Provisional costs totalling nearly £24.5 million for the two working visits have been published by the Scottish government.
Ivan McKee labeled the Westminster's refusal to offer financial support as "absurd," arguing that both trips were obviously work-related, noting that the American leader held discussions with EU Commission president the EU's von der Leyen and UK prime minister Keir Starmer during his summer stay in the northern nation.
The former president toured his golf courses at Turnberry and Menie over a week-long period in the summer, while US vice-president JD Vance spent approximately four days in the Ayrshire region in late summer.
In a formal letter to the Treasury’s chief secretary James Murray, Scotland’s finance secretary wrote that the visits placed "substantial operational and financial burdens on Scottish public services, particularly the Scottish police force."

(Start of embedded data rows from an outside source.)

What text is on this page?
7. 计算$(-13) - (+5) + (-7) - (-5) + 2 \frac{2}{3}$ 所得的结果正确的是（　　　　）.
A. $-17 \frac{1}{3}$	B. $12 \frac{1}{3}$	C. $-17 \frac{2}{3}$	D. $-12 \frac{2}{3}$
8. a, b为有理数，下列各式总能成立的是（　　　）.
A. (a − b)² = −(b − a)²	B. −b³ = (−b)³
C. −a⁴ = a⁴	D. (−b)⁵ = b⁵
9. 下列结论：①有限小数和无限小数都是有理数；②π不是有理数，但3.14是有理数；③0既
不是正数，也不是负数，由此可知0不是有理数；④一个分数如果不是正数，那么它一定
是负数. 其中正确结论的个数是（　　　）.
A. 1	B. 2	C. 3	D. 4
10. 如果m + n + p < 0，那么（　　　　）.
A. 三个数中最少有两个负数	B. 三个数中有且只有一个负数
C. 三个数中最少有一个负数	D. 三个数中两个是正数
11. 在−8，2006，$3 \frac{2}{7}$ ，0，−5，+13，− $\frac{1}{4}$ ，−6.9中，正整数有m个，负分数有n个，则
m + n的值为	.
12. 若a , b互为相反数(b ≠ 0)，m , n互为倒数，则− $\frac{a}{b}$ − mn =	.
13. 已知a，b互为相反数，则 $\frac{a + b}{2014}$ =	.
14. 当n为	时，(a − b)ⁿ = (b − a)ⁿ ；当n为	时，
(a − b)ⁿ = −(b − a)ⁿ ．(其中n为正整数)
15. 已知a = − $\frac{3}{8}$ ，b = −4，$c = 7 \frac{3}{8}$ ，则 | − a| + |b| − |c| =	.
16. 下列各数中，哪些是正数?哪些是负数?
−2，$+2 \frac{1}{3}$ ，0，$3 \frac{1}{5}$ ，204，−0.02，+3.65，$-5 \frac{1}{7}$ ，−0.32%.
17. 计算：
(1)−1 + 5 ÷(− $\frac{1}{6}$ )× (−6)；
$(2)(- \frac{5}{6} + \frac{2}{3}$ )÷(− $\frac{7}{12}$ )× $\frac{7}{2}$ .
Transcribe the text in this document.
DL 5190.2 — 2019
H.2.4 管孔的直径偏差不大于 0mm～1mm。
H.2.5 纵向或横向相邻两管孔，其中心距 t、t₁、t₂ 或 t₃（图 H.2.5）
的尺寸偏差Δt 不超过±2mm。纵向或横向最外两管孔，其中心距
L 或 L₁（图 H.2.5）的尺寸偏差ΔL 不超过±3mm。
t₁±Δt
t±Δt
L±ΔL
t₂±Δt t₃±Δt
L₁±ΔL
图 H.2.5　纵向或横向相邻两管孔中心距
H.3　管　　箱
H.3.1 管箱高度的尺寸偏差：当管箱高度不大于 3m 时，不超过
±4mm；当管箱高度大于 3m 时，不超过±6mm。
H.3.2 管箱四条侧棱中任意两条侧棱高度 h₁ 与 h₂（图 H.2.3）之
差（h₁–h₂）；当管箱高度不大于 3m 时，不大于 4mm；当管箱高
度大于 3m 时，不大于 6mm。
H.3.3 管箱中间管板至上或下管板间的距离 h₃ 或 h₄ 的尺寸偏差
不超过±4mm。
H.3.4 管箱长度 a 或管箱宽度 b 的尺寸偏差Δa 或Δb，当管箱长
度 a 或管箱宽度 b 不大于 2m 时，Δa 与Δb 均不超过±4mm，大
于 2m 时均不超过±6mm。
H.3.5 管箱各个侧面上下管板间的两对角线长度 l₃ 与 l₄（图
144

The Edinburgh administration estimates that the estimated expense for policing the president's trip by itself was £21m, which reflected peak daily deployments of more than 4,000 officers, while expenses for the vice-president’s trip were approximately £3m.
This extensive security mission was the biggest in the country since the death of the late Queen in 2022, and included regional police, national divisions, volunteer officers and wider UK colleagues for expert assistance.
Robison wrote: "Following your choice not to offer financial support to the Scottish government for costs accrued in relation to the visit of President Donald Trump to Scotland in July 2025 and the following visit of Vice-President Vance, I am contacting you to ask that you reconsider this decision and offer full reimbursement for the cost of the visits."
The UK government maintained that the visits were personal and "not official UK government business." A representative commented: "Holyrood are responsible for security expenses in Scotland as per agreed devolved funding arrangements."
While Robison referenced past instances where the British administration reimbursed the expense of Trump’s 2018 visit to Scotland, it is believed that visit followed a formal invitation from Westminster, in which case it covered security costs under its funding guidelines.
"The UK government must take action and pay. I think it’s ridiculous, it was clearly a official trip … Particularly when you have the prime minister Keir Starmer meeting with the president, holding joint briefings with him, conducting international business with him, its really stretching the bounds of credibility to say this was just a personal vacation."